Requiem for a Heavyweight

spencer.jpgJust a few minutes after signing off last Friday, we heard from one of our favorite operatives of the DCeiver universe, the redoubtable Shayna Bloom, bringing us the sad tidings of West Wing actor John Spencer's passing. There's rarely the room over at Wonkette for sentimental remembrances, but as we made our Friday night rounds, it was clear that the news of his death from a heart attack at age 58 was something that many Washingtonians were greeting with a heavy heart. It was as if a million Congressional interns cried out at once, only to be heard no more.

Spencer spent the bulk of his career as one of Hollywood's great "That Guy" actors, making a living as one of those go-to character types who directors turned to whenever a scene called for a serious guy to fill out a smart suit or look believable wearing a badge or carrying a piece. He brought a lantern-jawed gravitas that most Southern California pretty boys couldn't hope to match. Getting the part of Presidential Chief of Staff Leo McGarry on The West Wing was a sweet moment for Spencer, giving him the chance to strut his considerable chops for a huge audience.
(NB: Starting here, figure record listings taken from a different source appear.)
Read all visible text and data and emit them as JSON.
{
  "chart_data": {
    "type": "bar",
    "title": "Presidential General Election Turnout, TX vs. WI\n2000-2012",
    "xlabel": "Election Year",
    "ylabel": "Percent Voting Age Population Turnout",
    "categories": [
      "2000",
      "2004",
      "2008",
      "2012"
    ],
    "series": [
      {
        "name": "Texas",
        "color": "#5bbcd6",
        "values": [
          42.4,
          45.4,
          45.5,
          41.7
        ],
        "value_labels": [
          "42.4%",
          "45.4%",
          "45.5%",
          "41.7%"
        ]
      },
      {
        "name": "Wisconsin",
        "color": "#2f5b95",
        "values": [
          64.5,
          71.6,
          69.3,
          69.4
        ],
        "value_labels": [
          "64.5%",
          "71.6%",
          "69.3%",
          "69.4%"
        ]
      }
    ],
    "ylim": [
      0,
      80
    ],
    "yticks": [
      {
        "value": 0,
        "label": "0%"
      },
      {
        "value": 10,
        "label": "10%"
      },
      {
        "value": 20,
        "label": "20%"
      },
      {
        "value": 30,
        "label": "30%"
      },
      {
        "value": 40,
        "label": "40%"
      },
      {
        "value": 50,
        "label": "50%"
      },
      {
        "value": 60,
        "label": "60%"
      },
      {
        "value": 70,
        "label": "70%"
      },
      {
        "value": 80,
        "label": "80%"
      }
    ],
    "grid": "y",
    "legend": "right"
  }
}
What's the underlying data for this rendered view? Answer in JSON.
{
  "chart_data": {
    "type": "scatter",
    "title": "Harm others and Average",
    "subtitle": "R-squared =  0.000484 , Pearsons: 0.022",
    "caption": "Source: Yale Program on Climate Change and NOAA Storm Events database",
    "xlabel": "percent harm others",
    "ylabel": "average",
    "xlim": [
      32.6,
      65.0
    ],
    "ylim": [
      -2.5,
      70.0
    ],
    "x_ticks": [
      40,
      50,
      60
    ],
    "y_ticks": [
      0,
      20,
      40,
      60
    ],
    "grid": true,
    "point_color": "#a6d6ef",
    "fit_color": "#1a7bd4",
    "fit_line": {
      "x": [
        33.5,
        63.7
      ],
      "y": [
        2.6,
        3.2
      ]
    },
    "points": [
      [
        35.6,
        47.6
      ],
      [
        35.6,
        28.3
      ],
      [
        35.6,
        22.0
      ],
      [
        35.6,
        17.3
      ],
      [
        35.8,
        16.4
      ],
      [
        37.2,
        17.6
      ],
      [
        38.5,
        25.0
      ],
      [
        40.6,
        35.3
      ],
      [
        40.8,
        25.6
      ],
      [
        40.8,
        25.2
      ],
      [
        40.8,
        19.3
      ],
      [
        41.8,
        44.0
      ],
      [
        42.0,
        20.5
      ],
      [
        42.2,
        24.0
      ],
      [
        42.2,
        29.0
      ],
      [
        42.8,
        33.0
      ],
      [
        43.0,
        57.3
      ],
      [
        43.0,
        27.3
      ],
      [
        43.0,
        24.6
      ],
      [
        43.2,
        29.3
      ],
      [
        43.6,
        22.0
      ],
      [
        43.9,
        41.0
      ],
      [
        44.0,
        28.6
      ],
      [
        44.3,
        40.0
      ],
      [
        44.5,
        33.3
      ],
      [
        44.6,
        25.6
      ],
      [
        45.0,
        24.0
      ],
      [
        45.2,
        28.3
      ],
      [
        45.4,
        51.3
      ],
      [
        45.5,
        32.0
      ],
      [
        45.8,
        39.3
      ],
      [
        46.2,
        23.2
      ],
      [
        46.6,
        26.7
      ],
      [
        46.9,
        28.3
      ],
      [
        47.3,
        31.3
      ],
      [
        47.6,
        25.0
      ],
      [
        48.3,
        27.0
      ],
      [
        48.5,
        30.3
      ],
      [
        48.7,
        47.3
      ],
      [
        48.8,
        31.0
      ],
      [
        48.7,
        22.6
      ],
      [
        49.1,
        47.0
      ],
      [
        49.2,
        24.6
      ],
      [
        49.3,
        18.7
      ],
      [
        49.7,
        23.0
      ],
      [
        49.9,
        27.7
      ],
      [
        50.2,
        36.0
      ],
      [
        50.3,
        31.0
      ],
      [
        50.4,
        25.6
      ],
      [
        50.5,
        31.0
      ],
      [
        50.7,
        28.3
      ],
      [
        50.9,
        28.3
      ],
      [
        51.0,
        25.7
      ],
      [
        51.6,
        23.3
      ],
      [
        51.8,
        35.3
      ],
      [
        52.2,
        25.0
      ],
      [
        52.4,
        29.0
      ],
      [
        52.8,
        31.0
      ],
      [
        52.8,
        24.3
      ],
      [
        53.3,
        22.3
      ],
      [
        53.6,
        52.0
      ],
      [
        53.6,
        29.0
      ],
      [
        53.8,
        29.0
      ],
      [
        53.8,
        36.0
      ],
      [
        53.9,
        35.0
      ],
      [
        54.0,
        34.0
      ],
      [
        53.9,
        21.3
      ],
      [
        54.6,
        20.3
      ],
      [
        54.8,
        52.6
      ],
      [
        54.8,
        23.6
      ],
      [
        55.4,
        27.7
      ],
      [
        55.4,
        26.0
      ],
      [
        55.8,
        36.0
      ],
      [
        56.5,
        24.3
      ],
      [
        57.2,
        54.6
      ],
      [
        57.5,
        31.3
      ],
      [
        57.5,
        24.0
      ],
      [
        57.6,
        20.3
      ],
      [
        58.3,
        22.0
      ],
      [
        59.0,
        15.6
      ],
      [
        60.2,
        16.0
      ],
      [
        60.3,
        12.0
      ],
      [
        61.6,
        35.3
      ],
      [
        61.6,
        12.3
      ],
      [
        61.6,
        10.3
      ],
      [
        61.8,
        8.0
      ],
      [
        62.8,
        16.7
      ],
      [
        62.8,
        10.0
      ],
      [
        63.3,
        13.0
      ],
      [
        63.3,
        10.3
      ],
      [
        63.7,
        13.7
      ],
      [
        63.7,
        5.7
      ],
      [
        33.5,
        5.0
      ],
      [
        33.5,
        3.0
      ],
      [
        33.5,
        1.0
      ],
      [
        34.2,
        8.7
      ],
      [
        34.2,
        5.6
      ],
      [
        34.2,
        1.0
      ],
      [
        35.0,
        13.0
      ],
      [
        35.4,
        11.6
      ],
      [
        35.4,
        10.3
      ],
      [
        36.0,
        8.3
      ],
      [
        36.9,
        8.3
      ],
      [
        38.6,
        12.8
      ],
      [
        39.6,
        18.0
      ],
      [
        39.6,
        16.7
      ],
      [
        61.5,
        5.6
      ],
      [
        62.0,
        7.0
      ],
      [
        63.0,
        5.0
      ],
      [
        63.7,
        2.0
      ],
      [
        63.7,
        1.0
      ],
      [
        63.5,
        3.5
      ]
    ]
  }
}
The West Wing, of course, has long since jumped the shark (the exact moment came when Josh Lyman leaped out his cab to scream and yell at the Capitol Dome), and has, for a considerable time now, been a John Wells-style no-fun zone of oppressive, swampy melancholy. But Washingtonians appreciate John Spencer all the same. He hired Ainsley Hayes. He kept President Bartlet from pussing out in the situation room. Instead of showing fear at a Congressional hearing, he spent the day straight macking on Joanna Gleason, imagining under oath all the things he could do with her undergarments. But most of all, Washingtonians remember him for being the guy who jumped down in the hole with us. He'd been down there before. And he knew the way out. Peace out, Spence.